San Luis institute takes on interwoven elements of food production, access and consumption

At the heart of the San Luis Food Sovereignty Initiative is the acequia.

Both the irrigation ditches that help keep the San Luis Valley the productive agricultural land it is, and the Acequia Institute provide the lifeblood of a movement that is seeking to reclaim a food system and the heritage attached to that system.

The purpose of the movement is food sovereignty, a focus on community regaining the levers of production and distribution of food with a focus on community need, not the profit of large corporations. Intertwined with this is an attempt to regain the community and cultural traditions lost over time that serve as the binding agents for food access.
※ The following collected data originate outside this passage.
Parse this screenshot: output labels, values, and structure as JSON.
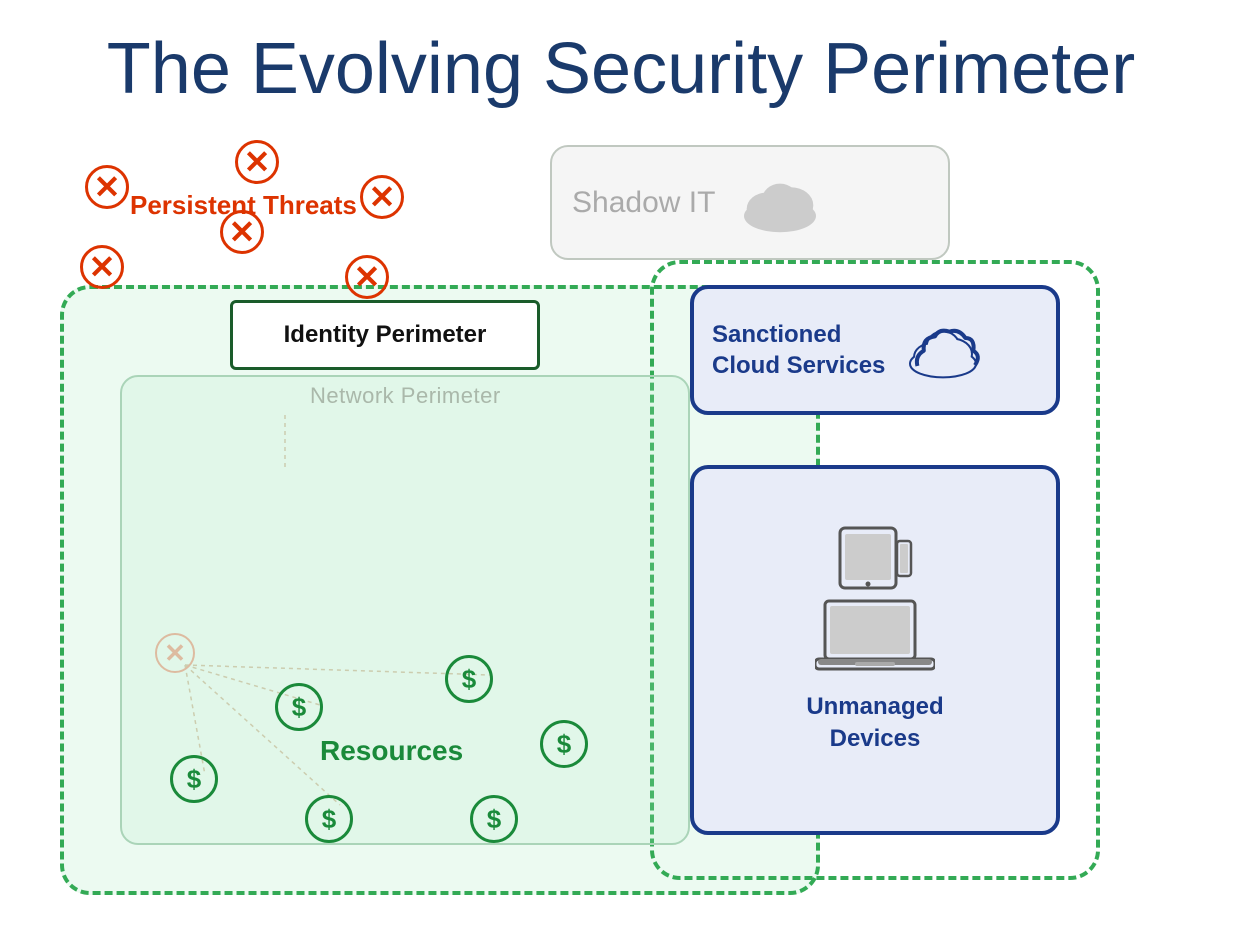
{
  "title": "The Evolving Security Perimeter",
  "labels": {
    "shadow_it": "Shadow IT",
    "identity_perimeter": "Identity Perimeter",
    "network_perimeter": "Network Perimeter",
    "sanctioned_cloud": "Sanctioned\nCloud Services",
    "unmanaged_devices": "Unmanaged\nDevices",
    "resources": "Resources",
    "persistent_threats": "Persistent\nThreats"
  },
  "colors": {
    "dark_blue": "#1a3a6b",
    "navy": "#1a3a8a",
    "green_dark": "#1a8a3a",
    "green_border": "#33aa55",
    "green_light_bg": "rgba(180,235,200,0.25)",
    "red_threat": "#dd3300",
    "gray_shadow": "#aaaaaa",
    "faded_tan": "#ddbba0"
  }
}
In 2006, The Acequia Institute was founded to accomplish this goal. Based on the philanthropic vision of the late Alfonso Carlos Peña, who donated the funding for acquisition of the farm land and creation of an endowment to support grant making and other program activities.  The farm is located on traditional Caputa Ute homeland territory and is part of the historic long-lot (vara strip) granted to Dario Diego Gallegos, the founder of La Plaza de San Luis de la Culebra on the 1844 Sangre de Cristo land grant. It is irrigated by two community acequias, the San Luis Peoples Ditch and the Robert Allen Ditch, so the name of the farm is aptly, Almunyah de la Dos Acequias. The Almunyah is a rare supplier of artisan-produced chicos del horno, the famous adobe oven-roasted white flint maize listed on the Slow Food USA Ark of Taste as an endangered and disappearing heritage food. 

“The underlying objective of this project is to improve long-term community health through a resurgence of food sovereignty by reviving and strengthening the local agri-food system, rebuilding our polyculture agroecosystem traditions, unleashing the creativity and commitment among our youth and younger adults by participating in and establishing a set of local institutions to generate and keep our agriculture-generated wealth in the community,” said Devon Peña, Acequia Institute Founder and President in a recent interview with the Alamo Citizen.

Elements of the project include:

  • A Food & Community Revolving Credit Association to support local food producers with zero percent interest credit

  • A marketing collaborative to help acequia farmers move out of cow and alfalfa production to an integrated agroecosystem that grows traditional corn and companion crops

  • Opportunities for youth and young adults to engage in the effort through the Move Mountains Youth Leaders Partnership including growing food for family and elderly community members, participating in design of the community food center and developing their own food enterprises

  • Grants, fellowships and scholarships to study and innovate in food sovereignty work

  • A seed library focused on non-GMO, locally-adapted heirloom varieties

  • Ecological restoration of the Almunyah de la Dos Acequias

Also included in the effort is the work to launch the San Luis People’s Market. The market, which is envisioned as a grocery co-op selling local farming produce and product as well as a commercial kitchen for local food businesses and restaurant, is an evolution of Colorado’s first grocery store, the R&R market founded in 1857. When its most recent owners were set to retire and close the market, the Acequia Institute was able to buy the community mainstay with the help of the Colorado Health Foundation. The Institute was awarded a Colorado Healthy Food Access Grant funded by Kaiser Permanente and Centura Health to increase their fresh food availability including point-of-sale equipment to start accepting benefits such as SNAP, cold storage refrigeration to have more fresh food options to sell and shelving and display cases to modernize the historic grocery store.

“This community is here because we learned a long time ago to love our neighbors to survive,” Peña recently told the Colorado Sun. “People call Costilla County the poorest in Colorado, but we’re only cash poor. We’re rich in land, culture, and agricultural knowledge. We’re reawakening something here, and people are supportive.”